Given a finite universe $U$, consider a collection of subsets $S_1, ..., S_n \subset U$, where each subset has exactly $k$ elements. Suppose that each pair of sets has exactly one element in common: that is, give any distinct pair $i, j \in [n]$, we have $\left\vert S_i \cap S_j \right\vert = 1$.
My question: Given a fixed pair of integers $(n, k)$, what is the minimum size of a universe $U$ for which such a set system can exist?
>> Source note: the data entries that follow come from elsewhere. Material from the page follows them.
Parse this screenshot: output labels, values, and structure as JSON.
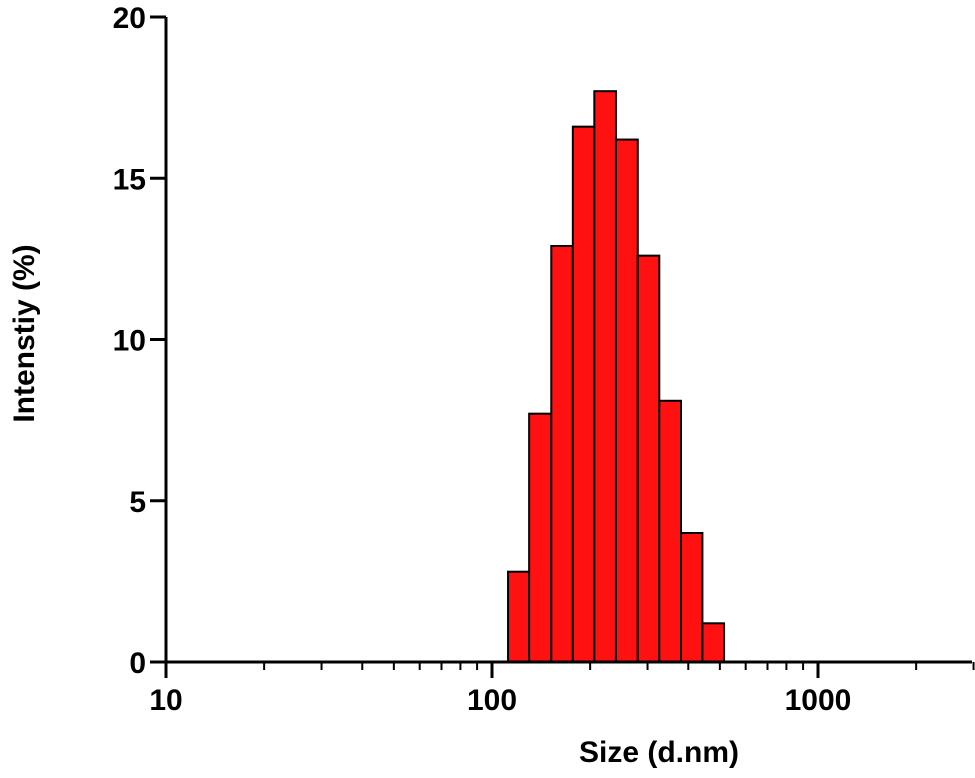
{
  "chart_data": {
    "type": "bar",
    "title": "",
    "xlabel": "Size (d.nm)",
    "ylabel": "Intenstiy (%)",
    "x_scale": "log",
    "xlim": [
      10,
      3000
    ],
    "ylim": [
      0,
      20
    ],
    "x_ticks": [
      10,
      100,
      1000
    ],
    "y_ticks": [
      0,
      5,
      10,
      15,
      20
    ],
    "grid": false,
    "legend": "none",
    "bar_color": "#ff1111",
    "bins": [
      {
        "x_start": 112,
        "x_end": 130,
        "value": 2.8
      },
      {
        "x_start": 130,
        "x_end": 152,
        "value": 7.7
      },
      {
        "x_start": 152,
        "x_end": 177,
        "value": 12.9
      },
      {
        "x_start": 177,
        "x_end": 206,
        "value": 16.6
      },
      {
        "x_start": 206,
        "x_end": 240,
        "value": 17.7
      },
      {
        "x_start": 240,
        "x_end": 280,
        "value": 16.2
      },
      {
        "x_start": 280,
        "x_end": 326,
        "value": 12.6
      },
      {
        "x_start": 326,
        "x_end": 380,
        "value": 8.1
      },
      {
        "x_start": 380,
        "x_end": 442,
        "value": 4.0
      },
      {
        "x_start": 442,
        "x_end": 515,
        "value": 1.2
      }
    ]
  }
}
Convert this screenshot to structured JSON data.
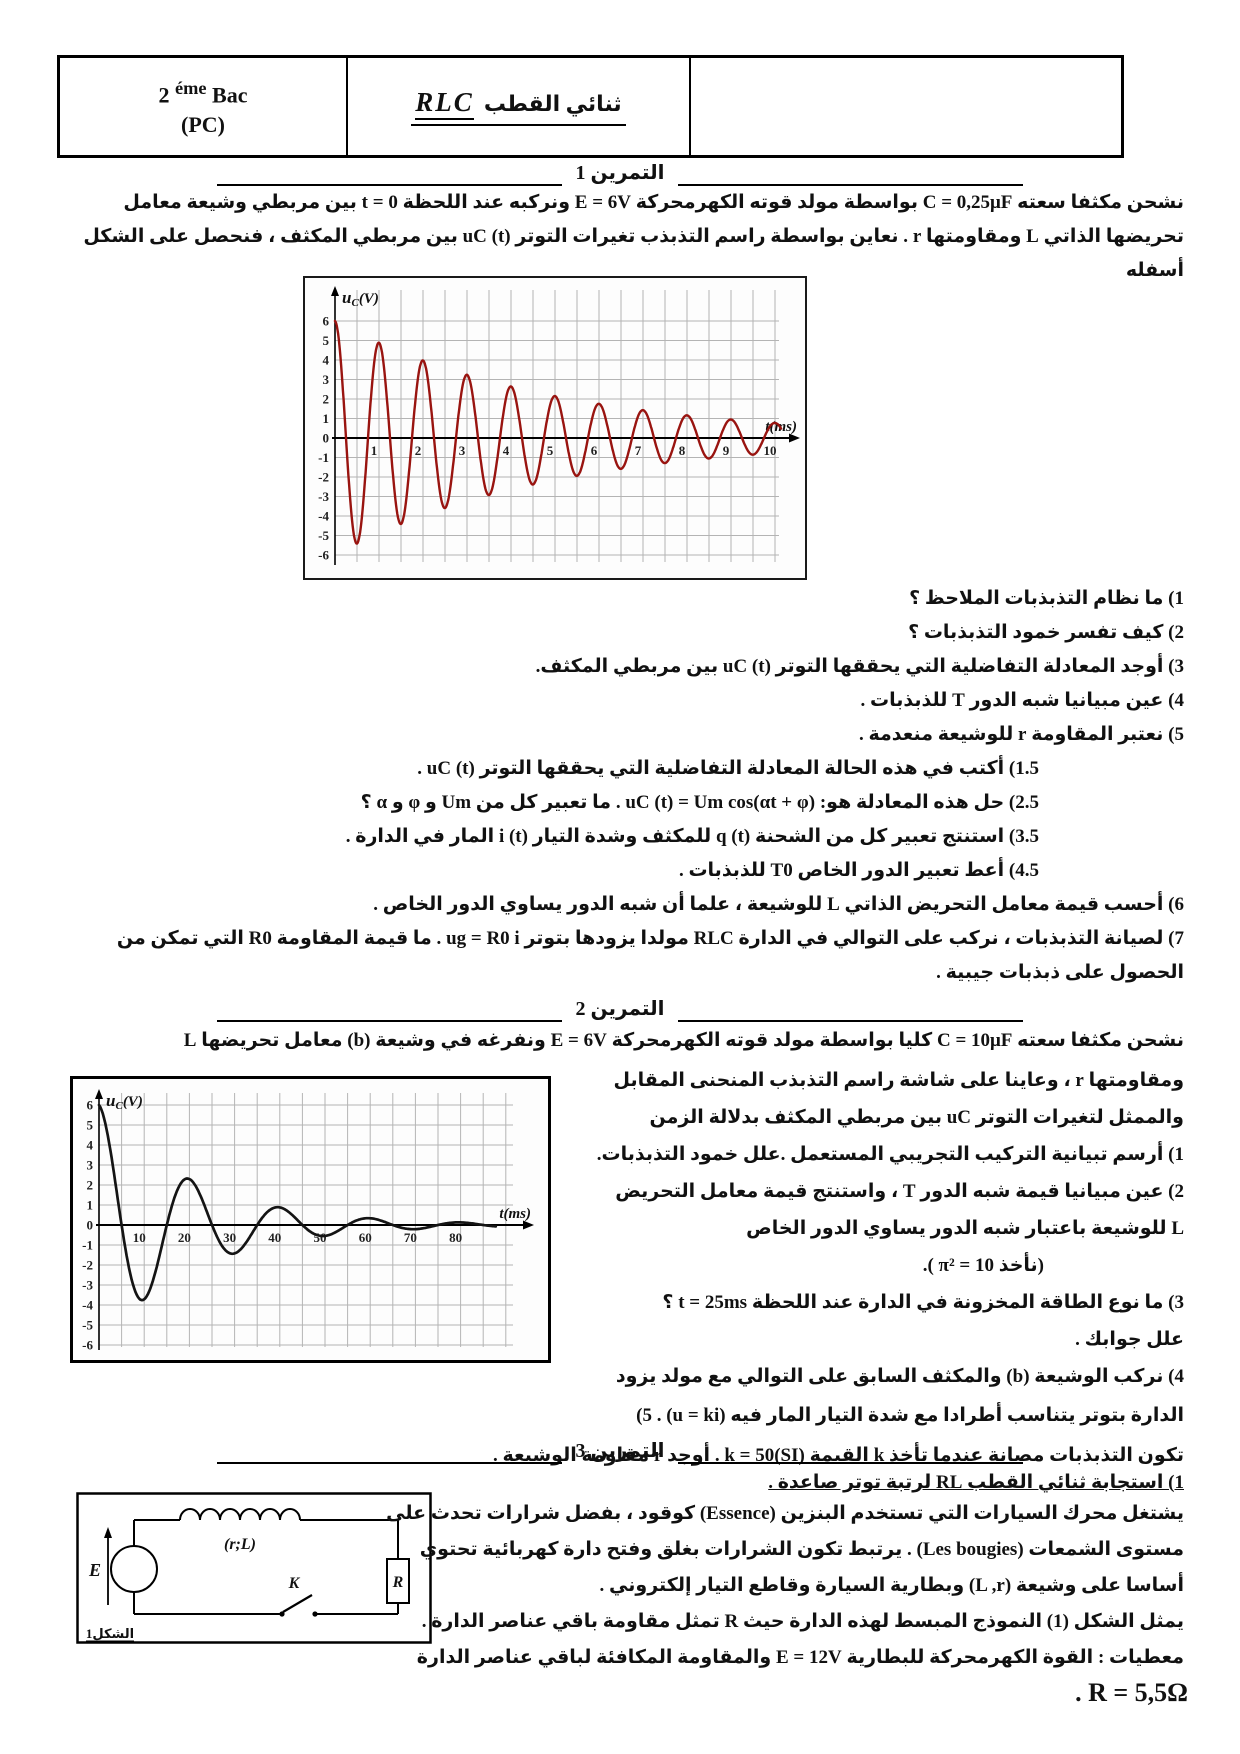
{
  "header": {
    "grade_num": "2",
    "grade_sup": "éme",
    "grade_word": "Bac",
    "grade_line2": "(PC)",
    "title_latin": "RLC",
    "title_arabic": "ثنائي القطب"
  },
  "ex1": {
    "title": "التمرين 1",
    "intro": "نشحن مكثفا سعته  C = 0,25μF  بواسطة مولد قوته الكهرمحركة  E = 6V  ونركبه عند اللحظة  t = 0  بين مربطي وشيعة معامل تحريضها الذاتي  L  ومقاومتها  r . نعاين بواسطة راسم التذبذب تغيرات التوتر  uC (t)  بين مربطي المكثف ، فنحصل على الشكل أسفله",
    "questions": [
      "1) ما نظام التذبذبات الملاحظ ؟",
      "2) كيف تفسر خمود التذبذبات ؟",
      "3) أوجد المعادلة التفاضلية التي يحققها التوتر  uC (t)  بين مربطي المكثف.",
      "4) عين مبيانيا شبه الدور  T  للذبذبات .",
      "5) نعتبر المقاومة  r  للوشيعة منعدمة .",
      "1.5) أكتب في هذه الحالة المعادلة التفاضلية التي يحققها التوتر  uC (t) .",
      "2.5) حل هذه المعادلة هو: uC (t) = Um cos(αt + φ) . ما تعبير كل من  Um  و  φ  و  α ؟",
      "3.5) استنتج تعبير كل من الشحنة  q (t)  للمكثف وشدة التيار  i (t)  المار في الدارة .",
      "4.5) أعط تعبير الدور الخاص  T0  للذبذبات .",
      "6) أحسب قيمة معامل التحريض الذاتي  L  للوشيعة ، علما أن شبه الدور يساوي الدور الخاص .",
      "7) لصيانة التذبذبات ، نركب على التوالي في الدارة  RLC  مولدا يزودها بتوتر  ug = R0 i . ما قيمة المقاومة  R0  التي تمكن من الحصول على ذبذبات جيبية ."
    ]
  },
  "ex2": {
    "title": "التمرين 2",
    "intro": "نشحن مكثفا سعته  C = 10μF  كليا بواسطة مولد قوته الكهرمحركة  E = 6V  ونفرغه في وشيعة  (b)  معامل تحريضها  L",
    "side": [
      "ومقاومتها  r  ، وعاينا على شاشة راسم التذبذب المنحنى المقابل",
      "والممثل لتغيرات التوتر  uC  بين مربطي المكثف بدلالة الزمن",
      "1) أرسم تبيانية التركيب التجريبي المستعمل .علل خمود التذبذبات.",
      "2) عين مبيانيا قيمة شبه الدور  T  ، واستنتج قيمة معامل التحريض",
      "L  للوشيعة باعتبار شبه الدور يساوي الدور الخاص",
      "(نأخذ  π² = 10 ).",
      "3) ما نوع الطاقة المخزونة في الدارة عند اللحظة  t = 25ms  ؟",
      "علل جوابك .",
      "4) نركب الوشيعة  (b)  والمكثف السابق على التوالي مع مولد يزود"
    ],
    "wide": [
      "الدارة بتوتر يتناسب أطرادا مع شدة التيار المار فيه  (u = ki) . 5)",
      "تكون التذبذبات مصانة عندما تأخذ  k  القيمة  k = 50(SI) . أوجد  r  مقاومة الوشيعة ."
    ]
  },
  "ex3": {
    "title": "التمرين 3",
    "q1": "1) استجابة ثنائي القطب  RL  لرتبة توتر صاعدة .",
    "lines": [
      "يشتغل محرك السيارات التي تستخدم البنزين (Essence) كوقود ، بفضل شرارات تحدث على",
      "مستوى الشمعات (Les bougies) . يرتبط تكون الشرارات بغلق وفتح دارة كهربائية تحتوي",
      "أساسا على وشيعة  (L ,r)  وبطارية السيارة وقاطع التيار إلكتروني .",
      "يمثل الشكل (1) النموذج المبسط لهذه الدارة حيث  R  تمثل مقاومة باقي عناصر الدارة .",
      "معطيات : القوة الكهرمحركة للبطارية  E = 12V  والمقاومة المكافئة لباقي عناصر الدارة"
    ],
    "final_value": "R = 5,5Ω .",
    "circuit": {
      "coil_label": "(r;L)",
      "resistor_label": "R",
      "source_label": "E",
      "switch_label": "K",
      "figure_label": "الشكل1"
    }
  },
  "chart_data": [
    {
      "type": "line",
      "title": "",
      "ylabel": "uC(V)",
      "xlabel": "t(ms)",
      "xlim": [
        0,
        10.5
      ],
      "ylim": [
        -6,
        6
      ],
      "x_ticks": [
        1,
        2,
        3,
        4,
        5,
        6,
        7,
        8,
        9,
        10
      ],
      "y_ticks": [
        6,
        5,
        4,
        3,
        2,
        1,
        0,
        -1,
        -2,
        -3,
        -4,
        -5,
        -6
      ],
      "x_grid_step": 0.5,
      "y_grid_step": 1,
      "grid": true,
      "grid_color": "#b4b4b4",
      "legend": "none",
      "series": [
        {
          "name": "uC",
          "color": "#991410",
          "model": "damped_cosine",
          "amplitude_V": 6,
          "pseudo_period_ms": 1,
          "decay_per_ms": 0.205,
          "t_end_ms": 10.15,
          "points": [
            [
              0,
              6
            ],
            [
              0.5,
              -5.4
            ],
            [
              1,
              4.9
            ],
            [
              1.5,
              -4.4
            ],
            [
              2,
              4.0
            ],
            [
              2.5,
              -3.6
            ],
            [
              3,
              3.3
            ],
            [
              3.5,
              -2.9
            ],
            [
              4,
              2.6
            ],
            [
              4.5,
              -2.4
            ],
            [
              5,
              2.2
            ],
            [
              5.5,
              -1.9
            ],
            [
              6,
              1.8
            ],
            [
              6.5,
              -1.6
            ],
            [
              7,
              1.4
            ],
            [
              7.5,
              -1.3
            ],
            [
              8,
              1.2
            ],
            [
              8.5,
              -1.1
            ],
            [
              9,
              1.0
            ],
            [
              9.5,
              -0.9
            ],
            [
              10,
              0.8
            ]
          ]
        }
      ]
    },
    {
      "type": "line",
      "title": "",
      "ylabel": "uC(V)",
      "xlabel": "t(ms)",
      "xlim": [
        0,
        92
      ],
      "ylim": [
        -6,
        6
      ],
      "x_ticks": [
        10,
        20,
        30,
        40,
        50,
        60,
        70,
        80
      ],
      "y_ticks": [
        6,
        5,
        4,
        3,
        2,
        1,
        0,
        -1,
        -2,
        -3,
        -4,
        -5,
        -6
      ],
      "x_grid_step": 5,
      "y_grid_step": 1,
      "grid": true,
      "grid_color": "#b4b4b4",
      "legend": "none",
      "series": [
        {
          "name": "uC",
          "color": "#141414",
          "model": "damped_cosine",
          "amplitude_V": 6,
          "pseudo_period_ms": 20,
          "decay_per_ms": 0.048,
          "t_end_ms": 88,
          "points": [
            [
              0,
              6
            ],
            [
              10,
              -3.7
            ],
            [
              20,
              2.3
            ],
            [
              30,
              -1.4
            ],
            [
              40,
              0.9
            ],
            [
              50,
              -0.5
            ],
            [
              60,
              0.33
            ],
            [
              70,
              -0.2
            ],
            [
              80,
              0.13
            ]
          ]
        }
      ]
    }
  ]
}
I am interested in all ranges of parameters but especially when $n >> k$.
(Actually, I am also interested in an upper bound, but I believe this will be given by requiring that the sets $C_1, ..., C_n$ form a sunflower, so $\left\vert U \right\vert = n(k-1) + 1$. Please correct me if this upper bound is wrong).
I think I have made partial progress on this question: in the case where $n = k + 1$, I claim that we need $\left\vert U \right\vert \geq {k + 1 \choose 2} = (1 + 2 + ... + k)$. This comes from an arrangement where each pair of sets shares a unique element of $U$, which intuitively should be the most "efficient" arrangement but I cannot prove this.
Each set $S_i$ contains $\binom{k}2$ pairs of elements of $U$. Furthermore, for any two sets $S_i$ and $S_j$, the set of pairs of $S_i$ is disjoint from the set of pairs of $S_j$, because $|S_i\cap S_j|=1$. Therefore, the number of pairs of elements appearing in any of the $S_i$ is at least $n\cdot \binom{k}2$. The number of pairs of elements in $U$ must be at least this, which implies $$ \binom{|U|}2\ge n\binom{k}2 $$ Using the approximation $\binom{m}2\approx m^2/2$, this means that roughly $|U|\ge k\sqrt{n}$.
Furthermore, this bound is attained whenever $k=q+1$ and $n=q^2+q+1$, for any prime power $q$, by the set of lines in the finite projective plane of order $q$.